Lin Fen-in, a retired teacher from Miaoli Senior High School who wrote the Ah Gui script, says: “The most difficult thing about writing an environmental drama is that besides being entertaining and having a story to tell, it must also have meaning in terms of ecological education.” Recalling how she got the idea for the story, it turns out that the earliest embryo of this play was inspired by the collapse of a check dam, which morphed into a story like the legend of Meng Jiang Nü, whose tears broke down a part of the Great Wall of China as she wept for her dead husband. But the director at the time, Assistant Professor Li Tso-wen of Chungyu University of Film and Arts, thought that it was necessary to add some elements of conflict and opposition in order to attract audiences, and moreover that the most eye-catching thing about Taiwanese puppetry is the fighting.
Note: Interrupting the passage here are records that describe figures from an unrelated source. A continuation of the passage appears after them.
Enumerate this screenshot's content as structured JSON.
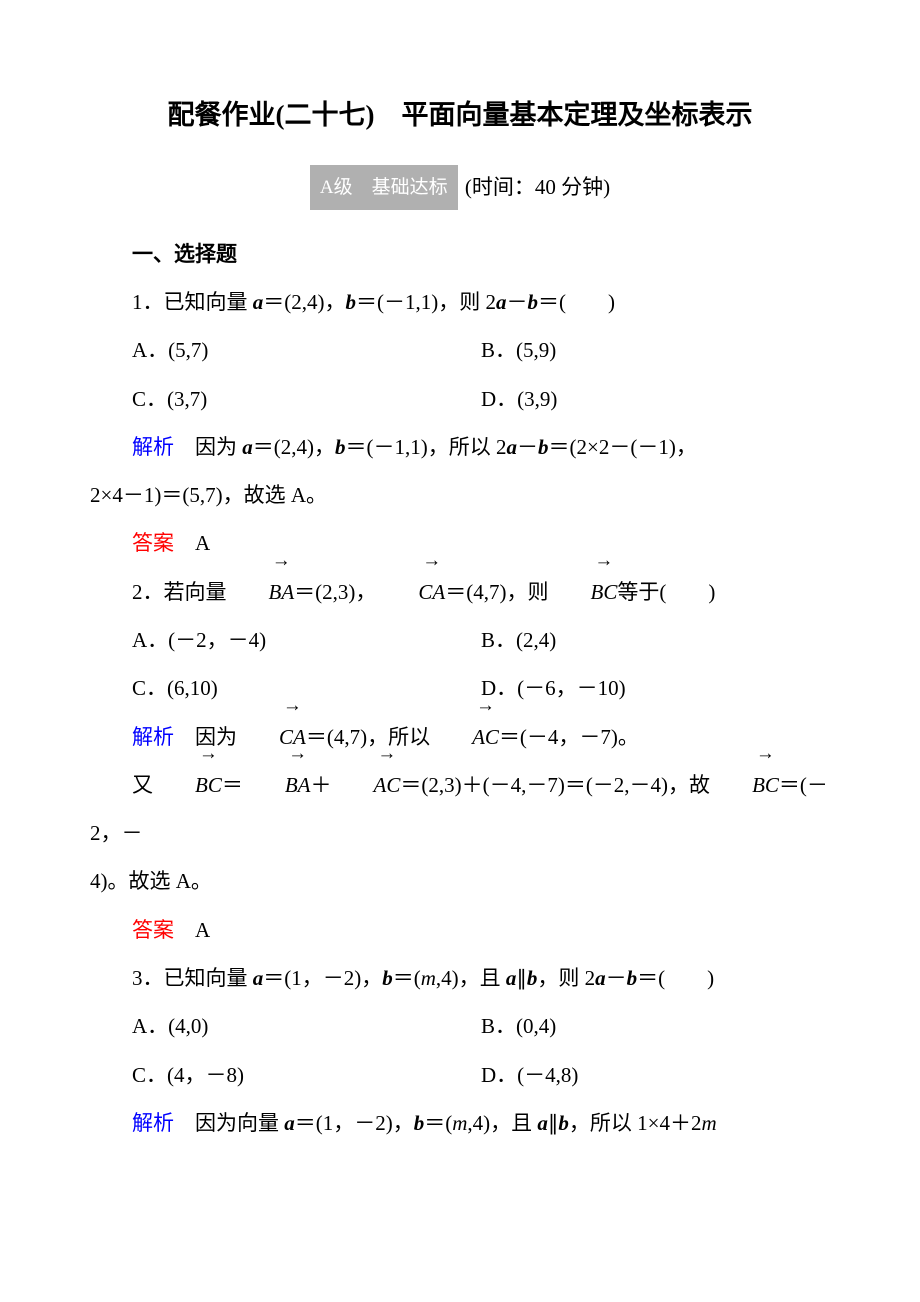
{
  "title": "配餐作业(二十七)　平面向量基本定理及坐标表示",
  "level_badge": "A级　基础达标",
  "time_note": "(时间：40 分钟)",
  "section_heading": "一、选择题",
  "labels": {
    "explain": "解析",
    "answer": "答案"
  },
  "colors": {
    "explain_color": "#0000ff",
    "answer_color": "#ff0000",
    "badge_bg": "#b0b0b0",
    "badge_fg": "#ffffff"
  },
  "q1": {
    "stem_pre": "1．已知向量 ",
    "stem_a": "a",
    "stem_eq1": "＝(2,4)，",
    "stem_b": "b",
    "stem_eq2": "＝(－1,1)，则 2",
    "stem_a2": "a",
    "stem_minus": "－",
    "stem_b2": "b",
    "stem_tail": "＝(　　)",
    "optA": "A．(5,7)",
    "optB": "B．(5,9)",
    "optC": "C．(3,7)",
    "optD": "D．(3,9)",
    "exp_1": "因为 ",
    "exp_a": "a",
    "exp_2": "＝(2,4)，",
    "exp_b": "b",
    "exp_3": "＝(－1,1)，所以 2",
    "exp_a2": "a",
    "exp_4": "－",
    "exp_b2": "b",
    "exp_5": "＝(2×2－(－1)，",
    "exp_cont": "2×4－1)＝(5,7)，故选 A。",
    "ans": "A"
  },
  "q2": {
    "stem_pre": "2．若向量",
    "vec_BA": "BA",
    "stem_mid1": "＝(2,3)，",
    "vec_CA": "CA",
    "stem_mid2": "＝(4,7)，则",
    "vec_BC": "BC",
    "stem_tail": "等于(　　)",
    "optA": "A．(－2，－4)",
    "optB": "B．(2,4)",
    "optC": "C．(6,10)",
    "optD": "D．(－6，－10)",
    "exp_1": "因为",
    "exp_CA": "CA",
    "exp_2": "＝(4,7)，所以",
    "exp_AC": "AC",
    "exp_3": "＝(－4，－7)。",
    "exp2_1": "又",
    "exp2_BC": "BC",
    "exp2_2": "＝",
    "exp2_BA": "BA",
    "exp2_3": "＋",
    "exp2_AC": "AC",
    "exp2_4": "＝(2,3)＋(－4,－7)＝(－2,－4)，故",
    "exp2_BC2": "BC",
    "exp2_5": "＝(－2，－",
    "exp2_cont": "4)。故选 A。",
    "ans": "A"
  },
  "q3": {
    "stem_pre": "3．已知向量 ",
    "stem_a": "a",
    "stem_1": "＝(1，－2)，",
    "stem_b": "b",
    "stem_2": "＝(",
    "stem_m": "m",
    "stem_3": ",4)，且 ",
    "stem_a2": "a",
    "stem_par": "∥",
    "stem_b2": "b",
    "stem_4": "，则 2",
    "stem_a3": "a",
    "stem_minus": "－",
    "stem_b3": "b",
    "stem_tail": "＝(　　)",
    "optA": "A．(4,0)",
    "optB": "B．(0,4)",
    "optC": "C．(4，－8)",
    "optD": "D．(－4,8)",
    "exp_1": "因为向量 ",
    "exp_a": "a",
    "exp_2": "＝(1，－2)，",
    "exp_b": "b",
    "exp_3": "＝(",
    "exp_m": "m",
    "exp_4": ",4)，且 ",
    "exp_a2": "a",
    "exp_par": "∥",
    "exp_b2": "b",
    "exp_5": "，所以 1×4＋2",
    "exp_m2": "m"
  }
}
So Lin Fen-in gave new thought to how to bring conflict and tension into the plot, and came up with additional storylines like the typhoon, pesticides, and habitat destruction.
The puppetry performances at Shei-Pa National Park opened up promotion of environmental education to a larger public. Cho Hsiao-chuan, a staffer in the park’s Interpretation and Education Section, says: “Once some researchers from the Industrial Technology Research Institute came here to take a class, and after seeing the puppet show, they told us they were very surprised to see there could be this kind of creative class in a government agency, and the play had deepened their understanding of the Formosan landlocked salmon.”
The Formosan landlocked salmon, a relict survivor from the ice age and a national treasure.